The term “structural violence” is one way of describing social arrangements that put individuals and populations in harm's way (see Box 1) [16]. The arrangements are structural because they are embedded in the political and economic organization of our social world; they are violent because they cause injury to people (typically, not those responsible for perpetuating such inequalities). With few exceptions, clinicians are not trained to understand such social forces, nor are we trained to alter them. Yet it has long been clear that many medical and public health interventions will fail if we are unable to understand the social determinants of disease [17,18].

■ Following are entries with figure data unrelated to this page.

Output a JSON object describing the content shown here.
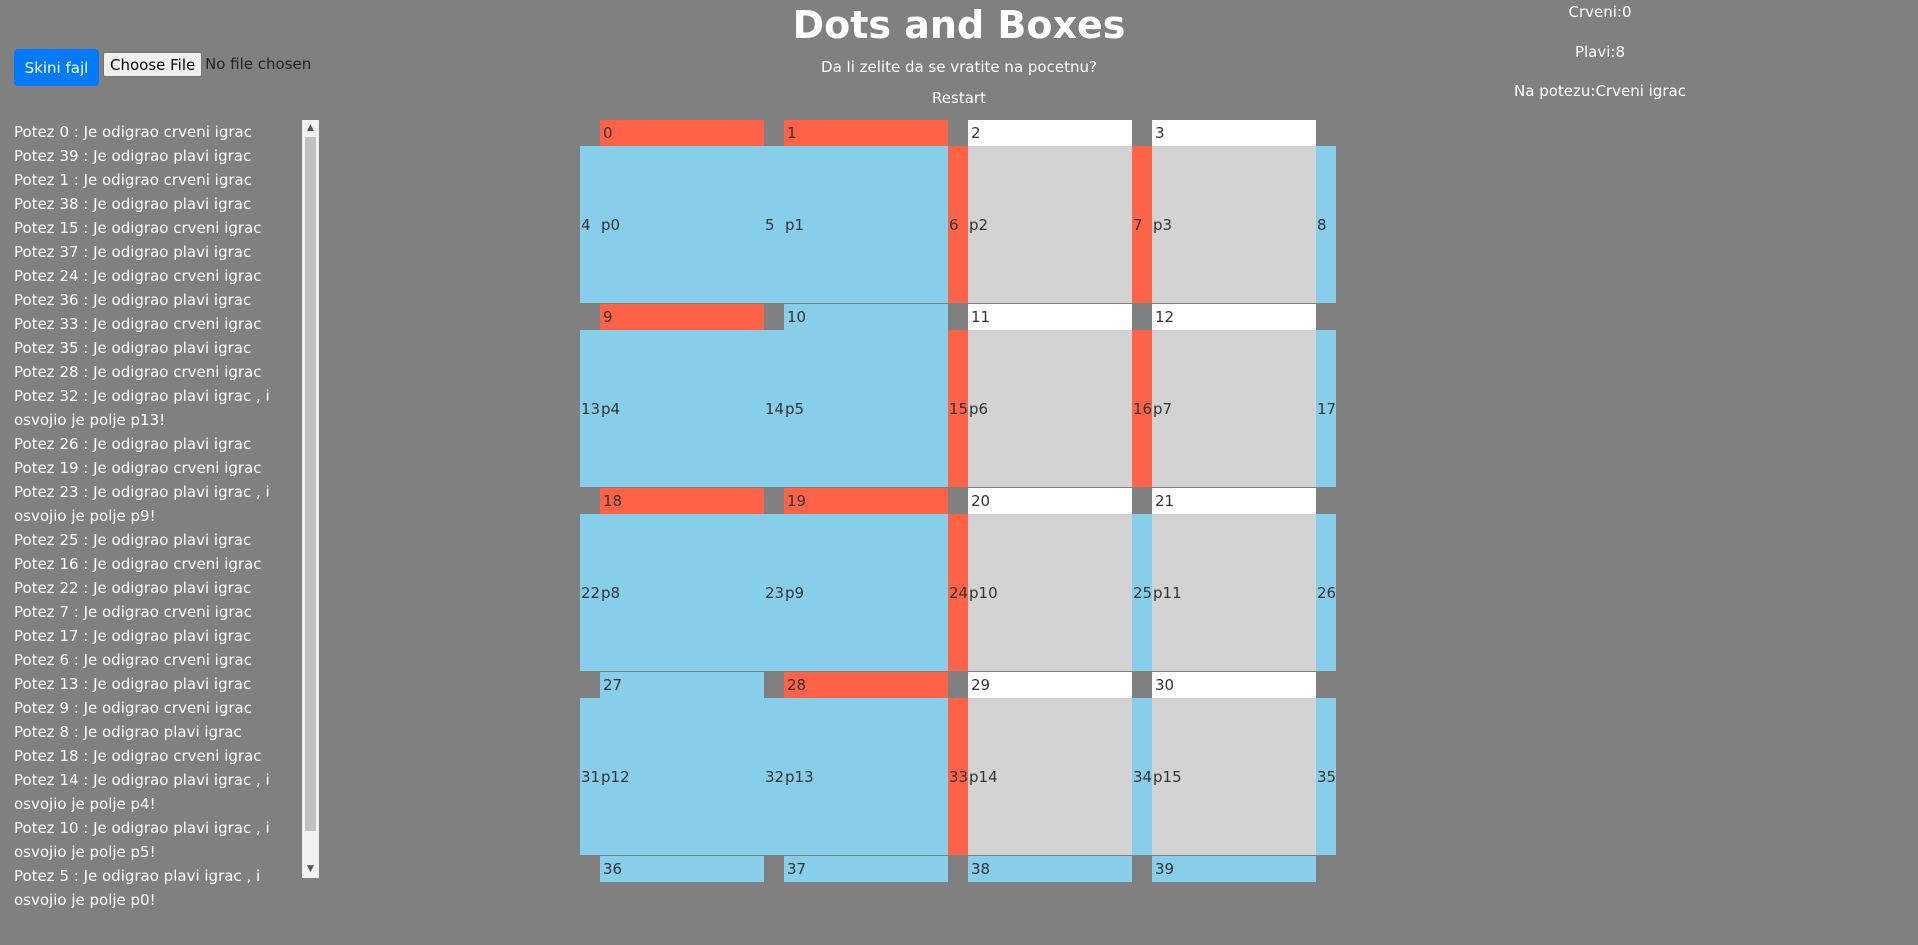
{
  "header": {
    "title": "Dots and Boxes",
    "question": "Da li zelite da se vratite na pocetnu?",
    "restart_label": "Restart"
  },
  "scores": {
    "red": "Crveni:0",
    "blue": "Plavi:8",
    "turn": "Na potezu:Crveni igrac"
  },
  "file": {
    "download_label": "Skini fajl",
    "choose_label": "Choose File",
    "status": "No file chosen"
  },
  "colors": {
    "background": "#808080",
    "red": "#ff6347",
    "blue": "#87ceeb",
    "empty_line": "#ffffff",
    "empty_box": "#d3d3d3",
    "button": "#007bff"
  },
  "log": [
    "Potez 0 : Je odigrao crveni igrac",
    "Potez 39 : Je odigrao plavi igrac",
    "Potez 1 : Je odigrao crveni igrac",
    "Potez 38 : Je odigrao plavi igrac",
    "Potez 15 : Je odigrao crveni igrac",
    "Potez 37 : Je odigrao plavi igrac",
    "Potez 24 : Je odigrao crveni igrac",
    "Potez 36 : Je odigrao plavi igrac",
    "Potez 33 : Je odigrao crveni igrac",
    "Potez 35 : Je odigrao plavi igrac",
    "Potez 28 : Je odigrao crveni igrac",
    "Potez 32 : Je odigrao plavi igrac , i osvojio je polje p13!",
    "Potez 26 : Je odigrao plavi igrac",
    "Potez 19 : Je odigrao crveni igrac",
    "Potez 23 : Je odigrao plavi igrac , i osvojio je polje p9!",
    "Potez 25 : Je odigrao plavi igrac",
    "Potez 16 : Je odigrao crveni igrac",
    "Potez 22 : Je odigrao plavi igrac",
    "Potez 7 : Je odigrao crveni igrac",
    "Potez 17 : Je odigrao plavi igrac",
    "Potez 6 : Je odigrao crveni igrac",
    "Potez 13 : Je odigrao plavi igrac",
    "Potez 9 : Je odigrao crveni igrac",
    "Potez 8 : Je odigrao plavi igrac",
    "Potez 18 : Je odigrao crveni igrac",
    "Potez 14 : Je odigrao plavi igrac , i osvojio je polje p4!",
    "Potez 10 : Je odigrao plavi igrac , i osvojio je polje p5!",
    "Potez 5 : Je odigrao plavi igrac , i osvojio je polje p0!"
  ],
  "board": {
    "grid_size": 4,
    "lines": [
      {
        "label": "0",
        "owner": "red"
      },
      {
        "label": "1",
        "owner": "red"
      },
      {
        "label": "2",
        "owner": "none"
      },
      {
        "label": "3",
        "owner": "none"
      },
      {
        "label": "4",
        "owner": "blue"
      },
      {
        "label": "5",
        "owner": "blue"
      },
      {
        "label": "6",
        "owner": "red"
      },
      {
        "label": "7",
        "owner": "red"
      },
      {
        "label": "8",
        "owner": "blue"
      },
      {
        "label": "9",
        "owner": "red"
      },
      {
        "label": "10",
        "owner": "blue"
      },
      {
        "label": "11",
        "owner": "none"
      },
      {
        "label": "12",
        "owner": "none"
      },
      {
        "label": "13",
        "owner": "blue"
      },
      {
        "label": "14",
        "owner": "blue"
      },
      {
        "label": "15",
        "owner": "red"
      },
      {
        "label": "16",
        "owner": "red"
      },
      {
        "label": "17",
        "owner": "blue"
      },
      {
        "label": "18",
        "owner": "red"
      },
      {
        "label": "19",
        "owner": "red"
      },
      {
        "label": "20",
        "owner": "none"
      },
      {
        "label": "21",
        "owner": "none"
      },
      {
        "label": "22",
        "owner": "blue"
      },
      {
        "label": "23",
        "owner": "blue"
      },
      {
        "label": "24",
        "owner": "red"
      },
      {
        "label": "25",
        "owner": "blue"
      },
      {
        "label": "26",
        "owner": "blue"
      },
      {
        "label": "27",
        "owner": "blue"
      },
      {
        "label": "28",
        "owner": "red"
      },
      {
        "label": "29",
        "owner": "none"
      },
      {
        "label": "30",
        "owner": "none"
      },
      {
        "label": "31",
        "owner": "blue"
      },
      {
        "label": "32",
        "owner": "blue"
      },
      {
        "label": "33",
        "owner": "red"
      },
      {
        "label": "34",
        "owner": "blue"
      },
      {
        "label": "35",
        "owner": "blue"
      },
      {
        "label": "36",
        "owner": "blue"
      },
      {
        "label": "37",
        "owner": "blue"
      },
      {
        "label": "38",
        "owner": "blue"
      },
      {
        "label": "39",
        "owner": "blue"
      }
    ],
    "boxes": [
      {
        "label": "p0",
        "owner": "blue"
      },
      {
        "label": "p1",
        "owner": "blue"
      },
      {
        "label": "p2",
        "owner": "none"
      },
      {
        "label": "p3",
        "owner": "none"
      },
      {
        "label": "p4",
        "owner": "blue"
      },
      {
        "label": "p5",
        "owner": "blue"
      },
      {
        "label": "p6",
        "owner": "none"
      },
      {
        "label": "p7",
        "owner": "none"
      },
      {
        "label": "p8",
        "owner": "blue"
      },
      {
        "label": "p9",
        "owner": "blue"
      },
      {
        "label": "p10",
        "owner": "none"
      },
      {
        "label": "p11",
        "owner": "none"
      },
      {
        "label": "p12",
        "owner": "blue"
      },
      {
        "label": "p13",
        "owner": "blue"
      },
      {
        "label": "p14",
        "owner": "none"
      },
      {
        "label": "p15",
        "owner": "none"
      }
    ]
  }
}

Box 1. What Is Structural Violence?​

Structural violence, a term coined by Johan Galtung and by liberation theologians during the 1960s, describes social structures—economic, political, legal, religious, and cultural—that stop individuals, groups, and societies from reaching their full potential [57]. In its general usage, the word violence often conveys a physical image; however, according to Galtung, it is the “avoidable impairment of fundamental human needs or…the impairment of human life, which lowers the actual degree to which someone is able to meet their needs below that which would otherwise be possible” [58]. Structural violence is often embedded in longstanding “ubiquitous social structures, normalized by stable institutions and regular experience” [59]. Because they seem so ordinary in our ways of understanding the world, they appear almost invisible. Disparate access to resources, political power, education, health care, and legal standing are just a few examples. The idea of structural violence is linked very closely to social injustice and the social machinery of oppression [16].”